Moldova Transnistria conflict Start Moldova and Transnistria, political map.

Moldawien: Russland treibt weiterhin sein Unwesen im abtrünnigen Transnistrien

Mitte Februar rief der Führer der abtrünnigen moldauischen Region Transnistrien, Vadim Krasnoselsky, die Abgeordneten “aller Ebenen der pridnestrowischen Moldauischen Republik” zusammen. Er kündigte an, dass das Ziel des Treffens die Erörterung des “Drucks der Republik Moldova, der die Rechte verletzt und die sozioökonomische Situation der Transnistrier verschlechtert” sein wird.

Das Treffen wurde für den 28. Februar angesetzt, einen Tag vor Wladimir Putins Rede zur “Lage der Nation”. Dies wurde von einigen – darunter der einflussreiche Washingtoner Thinktank Institute for the Study of War – als Zeichen dafür gewertet, dass Transnistrien seine Absicht, sich Russland anzuschließen, offiziell bekannt geben würde.

Der transnistrische Kongress trat wie geplant zusammen. Die Entschließung des Kongresses, in der Transnistrien gelobt und Moldawien beklagt wird, blieb jedoch weit hinter den Erwartungen zurück. Am Ende appellierten die versammelten Abgeordneten lediglich an Russland – sowie an die Interparlamentarische Versammlung der Vertragsstaaten der Gemeinschaft Unabhängiger Staaten, die Vereinten Nationen, die EU, die Organisation für Sicherheit und Zusammenarbeit in Europa und das Rote Kreuz -, Transnistrien zu schützen und eine Eskalation der Spannungen mit Moldawien zu verhindern.

Transnistrien erklärte 1990 seine Unabhängigkeit von der Moldauischen Sozialistischen Sowjetrepublik, als sich die Auflösung der Sowjetunion abzeichnete. Ein kurzer gewaltsamer Konflikt endete 1992 mit einem von Russland vermittelten Waffenstillstand. Dieser Waffenstillstand beauftragte Verhandlungen über die Wiedereingliederung Transnistriens in die Republik Moldau, an denen unter anderem Russland und die Ukraine beteiligt waren. Die Bemühungen um eine Einigung erwiesen sich in den folgenden drei Jahrzehnten als erfolglos und sind seit Russlands vollständigem Einmarsch in die Ukraine im Februar 2022 völlig zum Erliegen gekommen. So befindet sich die transnistrische Region der Republik Moldau seit mehr als 30 Jahren in einem Schwebezustand. Ihre eigenständige Identität wird nicht einmal von Russland anerkannt, und sie bleibt formell Teil der Republik Moldau.

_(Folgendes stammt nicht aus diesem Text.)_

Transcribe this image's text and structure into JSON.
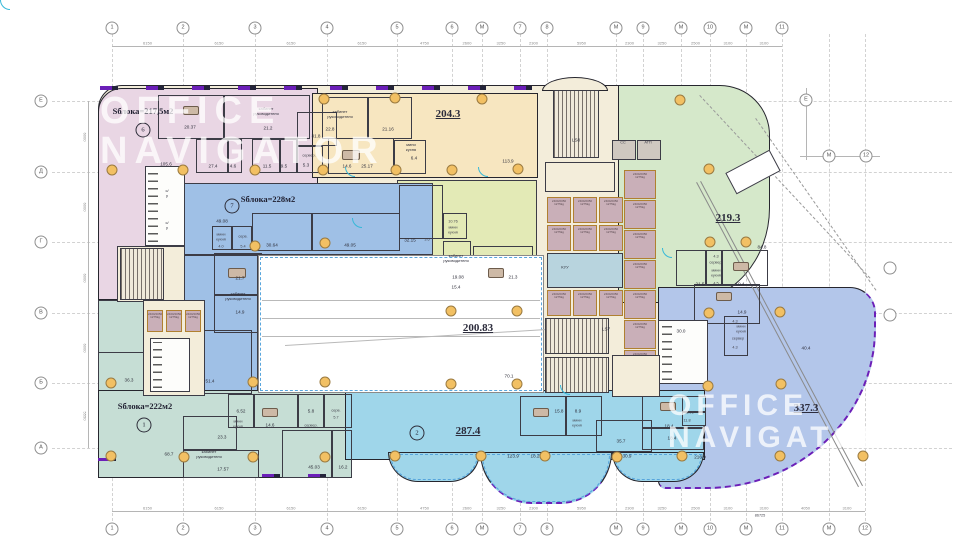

Dieser Schwebezustand hat in der Republik Moldau und im Westen zu der Befürchtung beigetragen, dass Russland territoriale Ambitionen in der Region hat. Diese Befürchtungen haben sich seit dem Einmarsch in die Ukraine vor zwei Jahren noch verschärft. Gerüchte über vom Kreml unterstützte Pläne zur Destabilisierung des Landes sind keine Seltenheit.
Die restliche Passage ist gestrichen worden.